The company makes sales, earns revenue, pays its bills, pays its taxes, and what is left is the Free Cashflow (remember Post-Tax...).
The company can then use this Free Cashflow in any combination of the following activities:
1. Reinvest in Themselves - internally invest in current and new projects to maintain and increase profits in the future
2. Make Acquisitions - to add sources of revenue to maintain and increase profits in the future
3. Pay Down Debt - increasing the value of the company by reducing the liabilities
4. Buy Back Shares - reducing the total number of shares outstanding, so increasing the portion of profits allocated per share in the future
or/and
5. Pay Dividends - If they don't think they can make a better return for shareholders in any of the above, the company will pay the money out to shareholders so that the shareholders can go and use it or reinvest it for a better return somewhere else.

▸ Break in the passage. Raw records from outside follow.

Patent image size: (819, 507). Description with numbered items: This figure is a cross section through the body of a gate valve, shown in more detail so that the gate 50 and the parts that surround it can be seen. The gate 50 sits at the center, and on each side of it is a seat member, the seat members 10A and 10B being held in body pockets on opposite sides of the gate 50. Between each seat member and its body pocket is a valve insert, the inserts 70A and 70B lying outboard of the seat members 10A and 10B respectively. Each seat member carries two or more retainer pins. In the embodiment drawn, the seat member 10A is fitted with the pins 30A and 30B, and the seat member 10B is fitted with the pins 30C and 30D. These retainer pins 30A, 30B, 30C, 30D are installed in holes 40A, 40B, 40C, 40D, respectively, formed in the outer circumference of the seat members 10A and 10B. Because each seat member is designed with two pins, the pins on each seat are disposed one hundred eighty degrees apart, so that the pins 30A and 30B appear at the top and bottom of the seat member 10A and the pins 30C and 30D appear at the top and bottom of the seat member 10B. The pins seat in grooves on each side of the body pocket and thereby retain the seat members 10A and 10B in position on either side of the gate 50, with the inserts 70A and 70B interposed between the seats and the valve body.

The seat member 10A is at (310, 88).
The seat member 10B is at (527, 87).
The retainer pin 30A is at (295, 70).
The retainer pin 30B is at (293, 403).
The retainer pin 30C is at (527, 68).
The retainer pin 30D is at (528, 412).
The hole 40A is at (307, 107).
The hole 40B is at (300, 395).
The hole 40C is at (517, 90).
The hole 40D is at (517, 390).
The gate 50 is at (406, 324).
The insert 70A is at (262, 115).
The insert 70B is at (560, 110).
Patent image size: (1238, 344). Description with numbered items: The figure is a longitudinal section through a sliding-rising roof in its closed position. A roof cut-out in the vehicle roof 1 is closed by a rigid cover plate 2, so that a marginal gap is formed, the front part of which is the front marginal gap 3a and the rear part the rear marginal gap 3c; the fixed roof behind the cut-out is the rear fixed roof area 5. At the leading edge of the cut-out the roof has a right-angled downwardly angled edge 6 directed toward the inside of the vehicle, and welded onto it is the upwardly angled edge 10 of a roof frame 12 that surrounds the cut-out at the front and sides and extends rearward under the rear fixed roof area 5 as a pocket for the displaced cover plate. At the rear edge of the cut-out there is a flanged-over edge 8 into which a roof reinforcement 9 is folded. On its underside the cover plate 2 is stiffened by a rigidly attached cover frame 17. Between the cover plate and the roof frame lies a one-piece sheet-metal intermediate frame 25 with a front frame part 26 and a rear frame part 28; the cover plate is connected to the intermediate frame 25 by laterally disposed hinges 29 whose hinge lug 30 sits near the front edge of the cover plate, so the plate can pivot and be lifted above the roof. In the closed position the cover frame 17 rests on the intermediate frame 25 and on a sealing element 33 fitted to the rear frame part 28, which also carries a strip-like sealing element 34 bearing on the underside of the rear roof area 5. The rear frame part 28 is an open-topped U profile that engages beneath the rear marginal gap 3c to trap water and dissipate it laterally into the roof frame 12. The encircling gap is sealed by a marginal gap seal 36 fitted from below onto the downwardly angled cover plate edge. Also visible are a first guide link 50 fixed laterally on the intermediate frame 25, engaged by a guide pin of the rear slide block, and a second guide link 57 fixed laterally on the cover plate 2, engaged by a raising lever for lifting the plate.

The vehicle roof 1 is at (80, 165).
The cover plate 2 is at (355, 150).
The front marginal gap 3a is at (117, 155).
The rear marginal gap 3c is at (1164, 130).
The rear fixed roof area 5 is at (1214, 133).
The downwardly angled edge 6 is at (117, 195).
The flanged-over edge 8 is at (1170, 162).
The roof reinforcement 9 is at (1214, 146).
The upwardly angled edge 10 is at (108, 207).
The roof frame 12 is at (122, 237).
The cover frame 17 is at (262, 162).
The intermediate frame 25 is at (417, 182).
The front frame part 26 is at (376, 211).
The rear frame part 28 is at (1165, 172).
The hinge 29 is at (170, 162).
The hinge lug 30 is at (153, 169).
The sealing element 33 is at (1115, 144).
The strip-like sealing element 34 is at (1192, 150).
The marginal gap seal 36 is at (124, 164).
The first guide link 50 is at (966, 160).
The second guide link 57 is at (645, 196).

It is nice to receive the Dividend, but you have to remember that the dividend is paid out of After Tax Free Tax Flow (has already been taxed).
You then get taxed again on the Dividend Income (Unavoidable Double Taxation).
If you want to use the Dividend Income to live on in Retirement, then that may be perfectly OK. Alternatively, you could just sell some shares occassionally...
But, if you are investing for the Long-Term, then this may not be the most efficient strategy...
You could think of the Dividend Taxes as being 'equivalent' to the high Fees on Managed Mutual Funds, reducing the compounding effect of your investments over time.